Symptoms of COVID-19 are non-specific and the disease presentation can range from no symptoms (asymptomatic) to severe pneumonia and death. As of 20 February 2020 and based on 55,924 laboratory confirmed cases, typical signs and symptoms include: fever (87.9%), dry cough (67.7%), fatigue (38.1%), sputum production (33.4%), shortness of breath (18.6%), sore throat (13.9%), headache (13.6%), myalgia or arthralgia (14.8%), chills (11.4%), nausea or vomiting (5.0%), nasal congestion (4.8%), diarrhea (3.7%), and hemoptysis (0.9%), and conjunctival congestion (0.8%). 

People with COVID-19 generally develop signs and symptoms, including mild respiratory symptoms and fever, on an average of 5-6 days after infection (mean incubation period 5-6 days, range 1-14 days). Most people infected with COVID-19 virus have mild disease and recover. Approximately 80% of laboratory confirmed patients have had mild to moderate disease, which includes non-pneumonia and pneumonia cases, 13.8% have severe disease (dyspnea, respiratory frequency ≥30/minute, blood oxygen saturation ≤93%, PaO2/FiO2 ratio <300, and/or lung infiltrates >50% of the lung field within 24-48 hours) and 6.1% are critical (respiratory failure, septic shock, and/or multiple organ dysfunction/failure). 

Asymptomatic infection has been reported, but the majority of the relatively rare cases who are asymptomatic on the date of identification/report went on to develop disease. The proportion of truly asymptomatic infections is unclear but appears to be relatively rare and does not appear to be a major driver of transmission. Individuals at highest risk for severe disease and death include people aged over 60 years and those with underlying conditions such as hypertension, diabetes, cardiovascular disease, chronic respiratory disease and cancer. Disease in children appears to be relatively rare and mild with approximately 2.4% of the total reported cases reported amongst individuals aged under 19 years.
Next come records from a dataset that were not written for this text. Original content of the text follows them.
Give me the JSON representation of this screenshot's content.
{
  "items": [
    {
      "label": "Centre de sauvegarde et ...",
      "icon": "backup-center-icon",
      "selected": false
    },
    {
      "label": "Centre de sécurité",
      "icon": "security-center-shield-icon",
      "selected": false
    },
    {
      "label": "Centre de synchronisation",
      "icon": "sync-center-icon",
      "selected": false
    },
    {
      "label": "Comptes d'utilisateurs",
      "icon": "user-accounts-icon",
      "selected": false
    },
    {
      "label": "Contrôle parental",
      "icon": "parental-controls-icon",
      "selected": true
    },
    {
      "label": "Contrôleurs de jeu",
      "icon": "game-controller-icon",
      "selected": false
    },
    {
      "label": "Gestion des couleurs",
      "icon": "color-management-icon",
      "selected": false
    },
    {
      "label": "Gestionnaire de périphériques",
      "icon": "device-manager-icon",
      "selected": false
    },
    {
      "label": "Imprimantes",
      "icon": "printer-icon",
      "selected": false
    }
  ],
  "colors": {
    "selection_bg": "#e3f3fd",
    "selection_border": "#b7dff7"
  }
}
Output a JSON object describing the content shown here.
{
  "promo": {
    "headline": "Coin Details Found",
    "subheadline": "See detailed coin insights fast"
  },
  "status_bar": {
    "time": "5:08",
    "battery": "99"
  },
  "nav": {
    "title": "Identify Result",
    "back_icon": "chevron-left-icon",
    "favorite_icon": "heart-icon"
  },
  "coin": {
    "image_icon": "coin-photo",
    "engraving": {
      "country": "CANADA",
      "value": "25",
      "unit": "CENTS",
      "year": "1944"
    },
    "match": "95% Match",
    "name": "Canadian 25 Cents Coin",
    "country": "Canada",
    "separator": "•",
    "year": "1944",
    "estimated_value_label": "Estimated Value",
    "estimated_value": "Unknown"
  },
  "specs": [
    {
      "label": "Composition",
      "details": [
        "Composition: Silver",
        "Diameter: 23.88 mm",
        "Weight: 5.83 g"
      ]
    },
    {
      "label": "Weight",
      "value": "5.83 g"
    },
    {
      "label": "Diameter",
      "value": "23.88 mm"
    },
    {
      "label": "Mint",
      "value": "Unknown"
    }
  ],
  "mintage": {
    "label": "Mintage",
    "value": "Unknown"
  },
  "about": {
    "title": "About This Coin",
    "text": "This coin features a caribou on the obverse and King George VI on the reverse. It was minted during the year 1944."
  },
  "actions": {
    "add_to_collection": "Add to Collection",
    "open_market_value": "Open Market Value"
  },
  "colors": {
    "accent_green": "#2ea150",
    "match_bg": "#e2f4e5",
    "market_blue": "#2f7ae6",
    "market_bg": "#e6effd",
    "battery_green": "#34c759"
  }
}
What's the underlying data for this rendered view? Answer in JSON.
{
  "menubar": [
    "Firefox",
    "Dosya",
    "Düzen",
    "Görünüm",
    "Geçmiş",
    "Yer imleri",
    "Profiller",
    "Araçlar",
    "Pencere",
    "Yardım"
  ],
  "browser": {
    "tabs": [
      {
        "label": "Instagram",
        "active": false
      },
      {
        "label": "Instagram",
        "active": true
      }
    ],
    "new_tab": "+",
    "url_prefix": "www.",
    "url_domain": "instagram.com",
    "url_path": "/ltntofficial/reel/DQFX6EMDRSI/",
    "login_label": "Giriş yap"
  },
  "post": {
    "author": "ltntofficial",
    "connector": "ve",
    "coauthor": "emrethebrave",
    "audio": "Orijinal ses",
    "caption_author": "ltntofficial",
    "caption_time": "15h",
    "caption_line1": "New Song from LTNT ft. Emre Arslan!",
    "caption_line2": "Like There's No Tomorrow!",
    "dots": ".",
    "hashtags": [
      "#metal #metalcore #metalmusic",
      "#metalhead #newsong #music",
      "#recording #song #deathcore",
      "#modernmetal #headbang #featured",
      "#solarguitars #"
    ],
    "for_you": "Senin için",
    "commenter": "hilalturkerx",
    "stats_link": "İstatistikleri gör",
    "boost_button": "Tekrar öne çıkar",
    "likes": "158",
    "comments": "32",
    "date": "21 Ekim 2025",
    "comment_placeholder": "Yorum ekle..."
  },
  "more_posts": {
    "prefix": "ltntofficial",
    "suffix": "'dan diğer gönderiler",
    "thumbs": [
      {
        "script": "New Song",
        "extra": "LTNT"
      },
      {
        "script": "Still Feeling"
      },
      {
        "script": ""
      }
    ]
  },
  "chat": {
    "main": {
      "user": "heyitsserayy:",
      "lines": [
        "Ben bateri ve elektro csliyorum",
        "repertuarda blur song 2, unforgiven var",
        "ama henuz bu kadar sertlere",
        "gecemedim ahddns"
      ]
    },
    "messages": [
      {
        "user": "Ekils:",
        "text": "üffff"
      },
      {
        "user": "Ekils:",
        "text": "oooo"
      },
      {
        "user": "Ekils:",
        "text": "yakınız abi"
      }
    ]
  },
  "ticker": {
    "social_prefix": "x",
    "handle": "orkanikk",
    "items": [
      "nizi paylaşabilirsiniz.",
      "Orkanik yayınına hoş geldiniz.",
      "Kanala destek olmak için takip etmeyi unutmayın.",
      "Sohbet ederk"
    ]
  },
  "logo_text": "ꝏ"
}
A very small proportion of those aged under 19 years have developed severe (2.5%) or critical disease (0.2%). 



What is known is that if symptoms are being experienced, such as high fever, frequent dry cough and difficulty breathing, you might have the virus, which is why “social distancing” remains the Region’s main tool currently for containing the spread of infection. 

Currently, testing for the virus is seen as a poor use of resources, unless such symptoms are experienced, Hopkins said.

At the regional meeting Thursday, Council passed an emergency bylaw allowing it to hold meetings remotely via video, if there’s a mass quarantine. The city of Mississauga is also planning to enact the same measure.

However for the measure to become law, the province will need to amend Ontario legislation governing the running of municipal and regional government. 

“We don't want to be caught in a situation where all of a sudden something happens, the majority of council are in isolation or whatever,” said Mississauga and Regional Councillor Pat Saito. “And we cannot carry on business, which means no decisions would be made here at the region — staff couldn't do their jobs.”